A new study highlights there could be up to four times more fish in the mesopelagic, or ‘twilight’, zone of the Southern Ocean than previously thought. Scientists at British Antarctic Survey and Bristol University discovered that by accounting for different acoustic properties of fish, the biomass, or total weight, of mesopelagic fish is likely to be 1.8 – 3.6 times higher than they previously calculated.
Large numbers of the fish were discovered close to the seasonal ice edge – an important feeding ground for seals and penguins. This important finding alters the way researchers will need to think about studying the animals that live in the high-latitude regions close to Antarctica.
To estimate the biomass of fish in the twilight zone – the area of ocean at 200-1000m below sea level – scientists used acoustic instruments called echo-sounders. These instruments emit pulses of sound into the water which are then reflected by the fish – in particular by the gas in their swim-bladders, an organ used for buoyancy. Researchers then measure the return ‘echo’ and use this to estimate the number of fish.
Previous research based estimates of fish biomass on the average ‘echo’ expected from a fish. However, the majority of fish that live in colder polar waters lose the highly-reflective gas in their swim-bladders. This means they produce a smaller acoustic signal and, subsequently, their biomass has been underestimated.
In this study, scientists used net samples to identify the species present and study the size, shape and structure of the individual fish species. This information was used to model the expected echo from the most common species. By combining this with echosounder data, the researchers were able to estimate the mesopelagic fish biomass.
Lead author Dr Tracey Dornan, a fisheries acoustician at British Antarctic Survey said, “This research is hugely important as people have interpreted declines in acoustic survey signals towards Antarctica as a decrease in fish biomass – but this isn’t the case. We’ve shown that there is actually likely to be a peak in fish biomass towards the seasonal ice edge, but the typically larger fish that live here are relatively poor at scattering the acoustic signal back because they lack a gas-filled swimbladder, so their biomass has been underestimated.”
Fish living in the twilight zone not only form an important part of predators’ diets, including king penguins and seals, but also play a vital role in the ocean’s carbon cycle. The twilight-zone fish migrate vertically, feeding on zooplankton in surface waters before returning to the ocean depths during the day.

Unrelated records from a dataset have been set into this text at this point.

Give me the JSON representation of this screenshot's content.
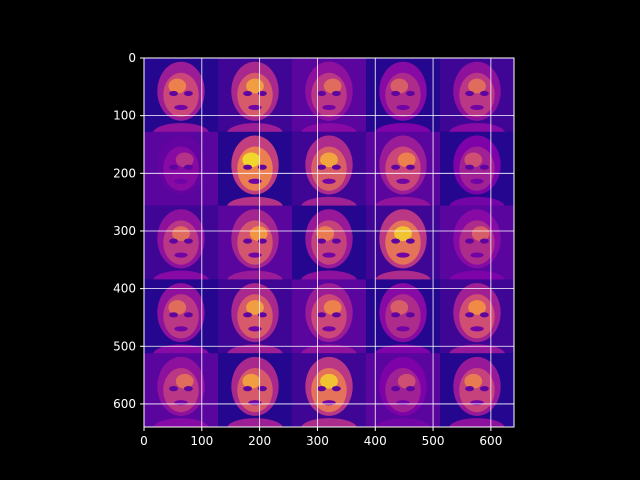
{
  "chart_data": {
    "type": "heatmap",
    "title": "",
    "xlabel": "",
    "ylabel": "",
    "xlim": [
      0,
      640
    ],
    "ylim": [
      640,
      0
    ],
    "x_ticks": [
      "0",
      "100",
      "200",
      "300",
      "400",
      "500",
      "600"
    ],
    "y_ticks": [
      "0",
      "100",
      "200",
      "300",
      "400",
      "500",
      "600"
    ],
    "grid": true,
    "colormap": "plasma",
    "grid_cells": 5,
    "image_tiles": [
      {
        "row": 0,
        "col": 0,
        "subject": "face",
        "intensity": 0.62
      },
      {
        "row": 0,
        "col": 1,
        "subject": "face",
        "intensity": 0.7
      },
      {
        "row": 0,
        "col": 2,
        "subject": "face",
        "intensity": 0.55
      },
      {
        "row": 0,
        "col": 3,
        "subject": "face",
        "intensity": 0.5
      },
      {
        "row": 0,
        "col": 4,
        "subject": "face",
        "intensity": 0.55
      },
      {
        "row": 1,
        "col": 0,
        "subject": "face",
        "intensity": 0.35
      },
      {
        "row": 1,
        "col": 1,
        "subject": "face",
        "intensity": 0.85
      },
      {
        "row": 1,
        "col": 2,
        "subject": "face",
        "intensity": 0.72
      },
      {
        "row": 1,
        "col": 3,
        "subject": "face",
        "intensity": 0.62
      },
      {
        "row": 1,
        "col": 4,
        "subject": "face",
        "intensity": 0.45
      },
      {
        "row": 2,
        "col": 0,
        "subject": "face",
        "intensity": 0.55
      },
      {
        "row": 2,
        "col": 1,
        "subject": "face",
        "intensity": 0.68
      },
      {
        "row": 2,
        "col": 2,
        "subject": "face",
        "intensity": 0.6
      },
      {
        "row": 2,
        "col": 3,
        "subject": "face",
        "intensity": 0.8
      },
      {
        "row": 2,
        "col": 4,
        "subject": "face",
        "intensity": 0.5
      },
      {
        "row": 3,
        "col": 0,
        "subject": "face",
        "intensity": 0.55
      },
      {
        "row": 3,
        "col": 1,
        "subject": "face",
        "intensity": 0.7
      },
      {
        "row": 3,
        "col": 2,
        "subject": "face",
        "intensity": 0.62
      },
      {
        "row": 3,
        "col": 3,
        "subject": "face",
        "intensity": 0.5
      },
      {
        "row": 3,
        "col": 4,
        "subject": "face",
        "intensity": 0.65
      },
      {
        "row": 4,
        "col": 0,
        "subject": "face",
        "intensity": 0.55
      },
      {
        "row": 4,
        "col": 1,
        "subject": "face",
        "intensity": 0.7
      },
      {
        "row": 4,
        "col": 2,
        "subject": "face",
        "intensity": 0.8
      },
      {
        "row": 4,
        "col": 3,
        "subject": "face",
        "intensity": 0.45
      },
      {
        "row": 4,
        "col": 4,
        "subject": "face",
        "intensity": 0.6
      }
    ]
  },
  "colors": {
    "background": "#000000",
    "image_base": "#0d0887",
    "grid": "#ffffff",
    "text": "#ffffff"
  }
}
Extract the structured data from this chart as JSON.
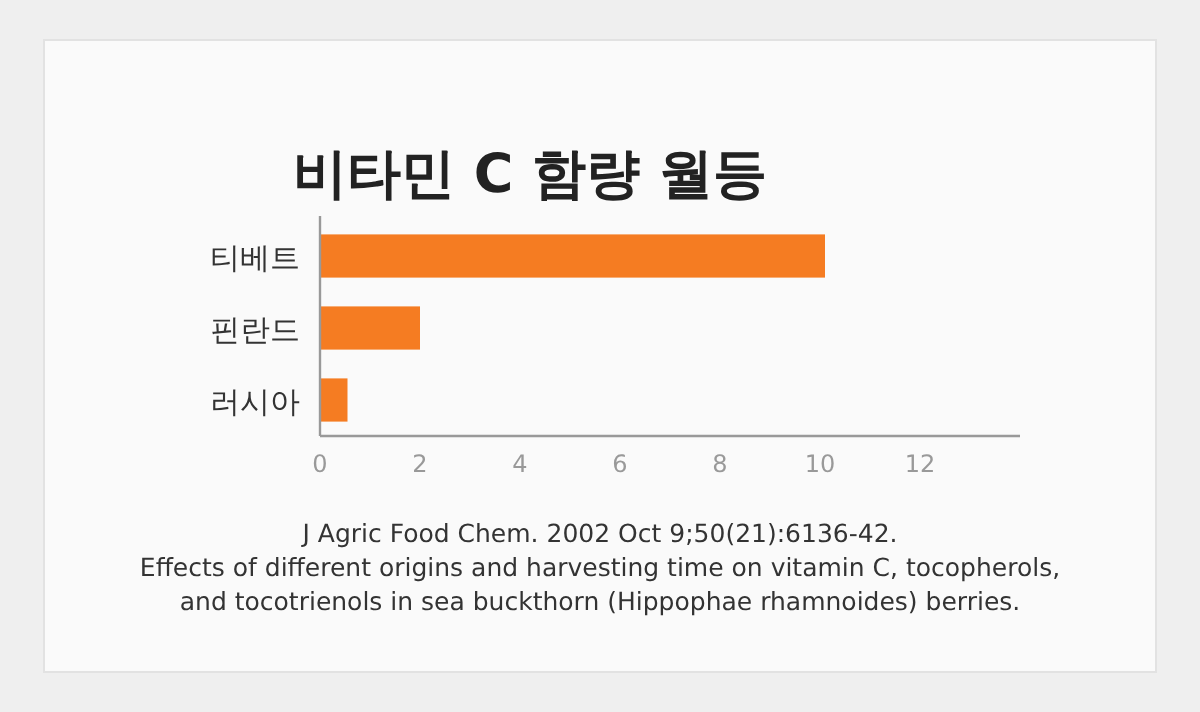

This vertical migration transports surface carbon to deep water through respiration.
Co-author and ecologist Dr Sophie Fielding, who supervised the project added, “This research highlights the importance of accounting for the unique scattering properties of individual species. This is particularly important in the face of climate change, as studies have predicted that acoustic signal is likely to increase. However, this could indicate a decrease in fish biomass as smaller, highly-reflective species move further south.”